A esto, ahora, le llamamos economía circular. Suena moderno, casi tecnológico, como si hicieran falta satélites o algoritmos para entenderlo. Pero en el fondo es una idea vieja: cerrar el círculo. Que lo que sobra en un sitio sea útil en otro. Que el descarte deje de ser residuo y pase a ser recurso. Lo que cambia —y no es poca cosa— es que hoy hace falta voluntad para practicar lo que antes salía por pura necesidad rural.
La colaboración entre El Campo y Venison Deer funciona como un ejemplo real, tangible, de economía circular aplicada al sector agrícola y ganadero. En vez de gestionar esos subproductos como basura con coste y culpa, los reintegran en la cadena productiva local. Y ahí el ciclo se cierra: la huerta alimenta a la granja; la granja se sostiene con proximidad; el territorio respira un poco mejor.
Los beneficios, además, no son un eslogan en una lona de carretera. Son varios y se dejan enumerar sin trampa.
Primero, el aprovechamiento total de la producción local. Cada kilo de remolacha roja que no se vende por estética o por excedente encuentra destino. En un mundo donde el mercado exige verduras fotogénicas —como si fueran modelos de pasarela—, darle utilidad a lo imperfecto es casi un acto de rebeldía. Y también de inteligencia económica.
Segundo, la reducción de residuos agrícolas. Menos restos que gestionar, menos problemas logísticos, menos impacto ambiental. No es poesía: es huella ecológica que disminuye porque el camión no va al vertedero, va a un uso directo y cercano. Es el tipo de decisión que no suele salir en las portadas, pero que, acumulada, cambia un paisaje.
Tercero, la nutrición natural para los cervatillos. La remolacha roja aporta vitaminas, minerales y fibra. No se trata de inventar un pienso milagroso, sino de sumar a la dieta de los ciervos un alimento fresco, de proximidad, con la honestidad de lo que nace en la tierra y no en un saco etiquetado con promesas.

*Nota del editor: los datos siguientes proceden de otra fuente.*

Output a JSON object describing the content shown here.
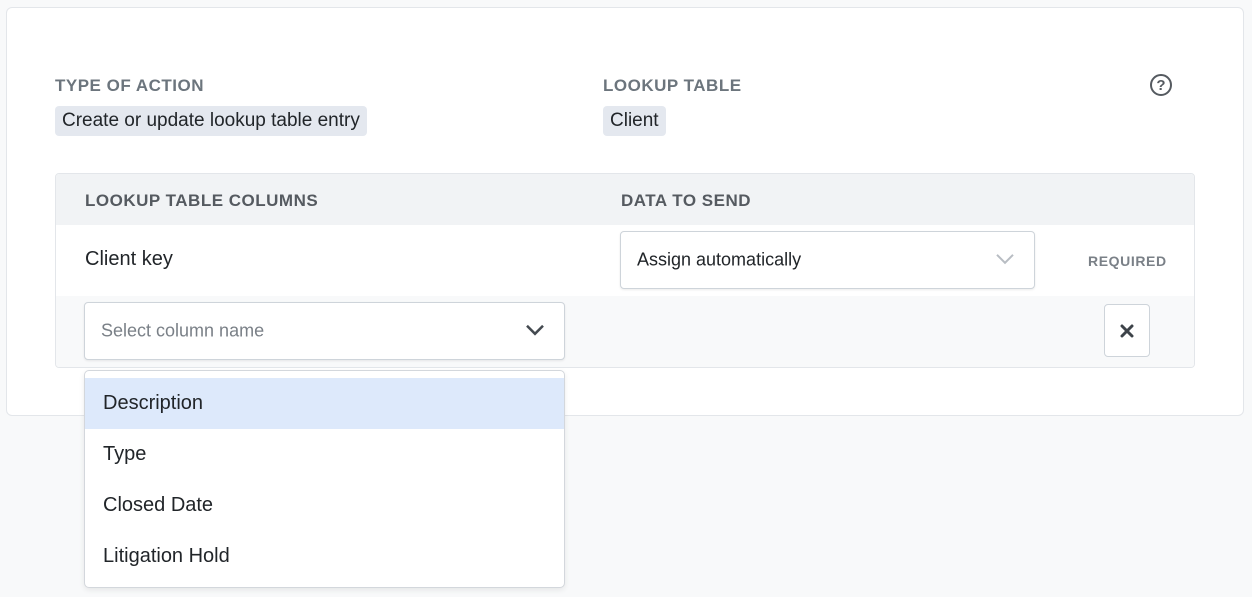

Cuarto, el apoyo a la economía local y rural de Segovia. Porque esta sinergia entre agricultura y cervicultura —palabra seria para un acto sencillo— fortalece el tejido productivo de la comarca. Y cuando hablamos de tejido, hablamos de gente: de quienes siembran, recogen, seleccionan; de quienes cuidan animales; de quienes pagan nóminas y mantienen abiertos caminos que, si no, se comen los zarzales y el olvido.
En El Campo insisten en una idea: producir de forma responsable es posible. Y lo dicen sin necesidad de ponerse místicos. La economía circular, recuerdan, no es un concepto teórico: es una forma de trabajar que conecta personas, territorios y actividades productivas. Va más allá de lo que llega a tu mesa, porque incluye todo el proceso, desde el surco inicial hasta el último resto de cosecha. Y ese “último resto” es el que suele delatar la verdad de una empresa.